Structure of the XML File
If you are working with Primo VE and not Primo, see Understanding the Dedup and FRBR Processes (Primo VE).
-
Handlers—these are the fields or group of fields that the algorithm uses for matching. The handler includes the program ("class"), which compares the fields and calculates match points by adding and subtracting points based on the comparisons.
-
Thresholds—this section defines the matching stages.
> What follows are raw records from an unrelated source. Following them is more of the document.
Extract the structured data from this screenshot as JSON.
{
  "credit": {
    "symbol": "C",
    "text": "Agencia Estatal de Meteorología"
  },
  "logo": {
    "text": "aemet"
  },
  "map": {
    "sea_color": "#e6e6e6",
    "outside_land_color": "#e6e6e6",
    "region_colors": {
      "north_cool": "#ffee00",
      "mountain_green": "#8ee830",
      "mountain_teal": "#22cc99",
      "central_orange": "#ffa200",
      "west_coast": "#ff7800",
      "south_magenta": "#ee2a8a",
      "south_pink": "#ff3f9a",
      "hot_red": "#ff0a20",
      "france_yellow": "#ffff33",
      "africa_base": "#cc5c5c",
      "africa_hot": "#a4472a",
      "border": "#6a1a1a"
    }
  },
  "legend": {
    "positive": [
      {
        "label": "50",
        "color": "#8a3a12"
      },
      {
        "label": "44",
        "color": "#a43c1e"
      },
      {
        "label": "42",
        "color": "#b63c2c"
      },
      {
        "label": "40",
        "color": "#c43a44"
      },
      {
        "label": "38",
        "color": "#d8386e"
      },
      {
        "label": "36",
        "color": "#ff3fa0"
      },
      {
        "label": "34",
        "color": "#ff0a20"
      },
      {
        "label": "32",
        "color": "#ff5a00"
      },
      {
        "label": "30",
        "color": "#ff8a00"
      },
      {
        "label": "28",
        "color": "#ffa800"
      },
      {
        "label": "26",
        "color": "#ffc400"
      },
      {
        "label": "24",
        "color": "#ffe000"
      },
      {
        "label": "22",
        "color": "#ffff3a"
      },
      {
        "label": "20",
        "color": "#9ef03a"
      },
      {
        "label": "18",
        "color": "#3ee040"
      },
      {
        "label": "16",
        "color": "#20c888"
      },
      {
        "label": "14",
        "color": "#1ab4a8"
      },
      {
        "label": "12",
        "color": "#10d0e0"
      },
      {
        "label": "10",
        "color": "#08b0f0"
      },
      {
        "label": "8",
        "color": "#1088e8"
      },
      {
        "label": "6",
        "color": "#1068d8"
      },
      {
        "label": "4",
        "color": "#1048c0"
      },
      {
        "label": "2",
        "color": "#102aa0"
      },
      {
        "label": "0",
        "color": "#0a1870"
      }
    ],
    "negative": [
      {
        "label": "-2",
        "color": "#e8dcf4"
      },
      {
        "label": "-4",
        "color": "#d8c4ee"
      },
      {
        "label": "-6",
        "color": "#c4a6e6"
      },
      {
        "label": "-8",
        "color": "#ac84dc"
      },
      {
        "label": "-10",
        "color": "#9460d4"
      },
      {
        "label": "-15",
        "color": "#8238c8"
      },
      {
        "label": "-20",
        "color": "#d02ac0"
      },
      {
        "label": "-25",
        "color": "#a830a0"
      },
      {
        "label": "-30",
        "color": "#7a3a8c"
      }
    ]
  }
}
The standard algorithm includes two thresholds: quick match and full match.
-
Steps—this section specifies the stages of the match.
-
Common title list—this section defines a list of additional files used by the algorithm to determine matches.
Handlers
-
<handler id> – the handler ID. This ID is used in the steps section.
-
<fieldid> – this is the field or group of fields from the PNX dedup section. Multiple fields should be separated by a comma
-
<name> – the name of the program used to match the fields. The programs are explained below.
-
<arguments> – the parameters of the specified program. These parameters also assign/subtract match points.
<handlers>
<handler id="CDLID">
<fieldID>f1,f2,f3,f4</fieldID>
<name>com.exlibris.primo.publish.platform.dedup.cdlimpl.CDLIDComparator
</name>
<arguments>
<argument name="recID_match">+200</argument>
<argument name="recID_recIDInvalid_match">+100</argument>
<argument name="recIDInvalid_match">+50</argument>
<argument name="recID_mismatch">-470</argument>
<argument name="recID_recIDInvalid_mismatch">-50</argument>
<argument name="ISBN_match">+85</argument>
<argument name="ISBN_ISSN_match">+30</argument>
<argument name="ISSN_ISSN_match">+10</argument>
<argument name="ISSN_ISBN_mismatch">-225</argument>
</arguments>
</handler>
.
.
.
</handlers>
Thresholds
-
<upper_threshold>—records with point totals that meet or exceed this value are considered a duplicate and processing is stopped.
-
<lower_threshold>—records with point totals that meet or exceed this value are considered a duplicate and processing is stopped.
<threshold id="tr1">
<upper_threshold>+850</upper_threshold>
<lower_threshold>0</lower_threshold>
</threshold>
<threshold id="tr2">
<upper_threshold>+875</upper_threshold>
</threshold>
</thresholds>
Steps
<step type="handler">CDLID</step>
<step type="handler">CDLShortTitle</step>
<step type="handler">CDLDate</step>
<step type="threshold">tr1</step>
<step type="handler">CDLSubShortTitle</step>
<step type="handler">CDLLongTitle</step>
<step type="handler">CDLCountryOfPub</step>
<step type="handler">CDLPagination</step>
<step type="handler">CDLPublisher</step>
<step type="handler">CDLMainEntry</step>
<step type="handler">PhysicalFormat</step>
<step type="handler">Edition</step>
<step type="threshold">tr2</step>
</steps>
Common Title List
<file_name>CDLSeCommonTitleList.txt</file_name>
</common_title_list>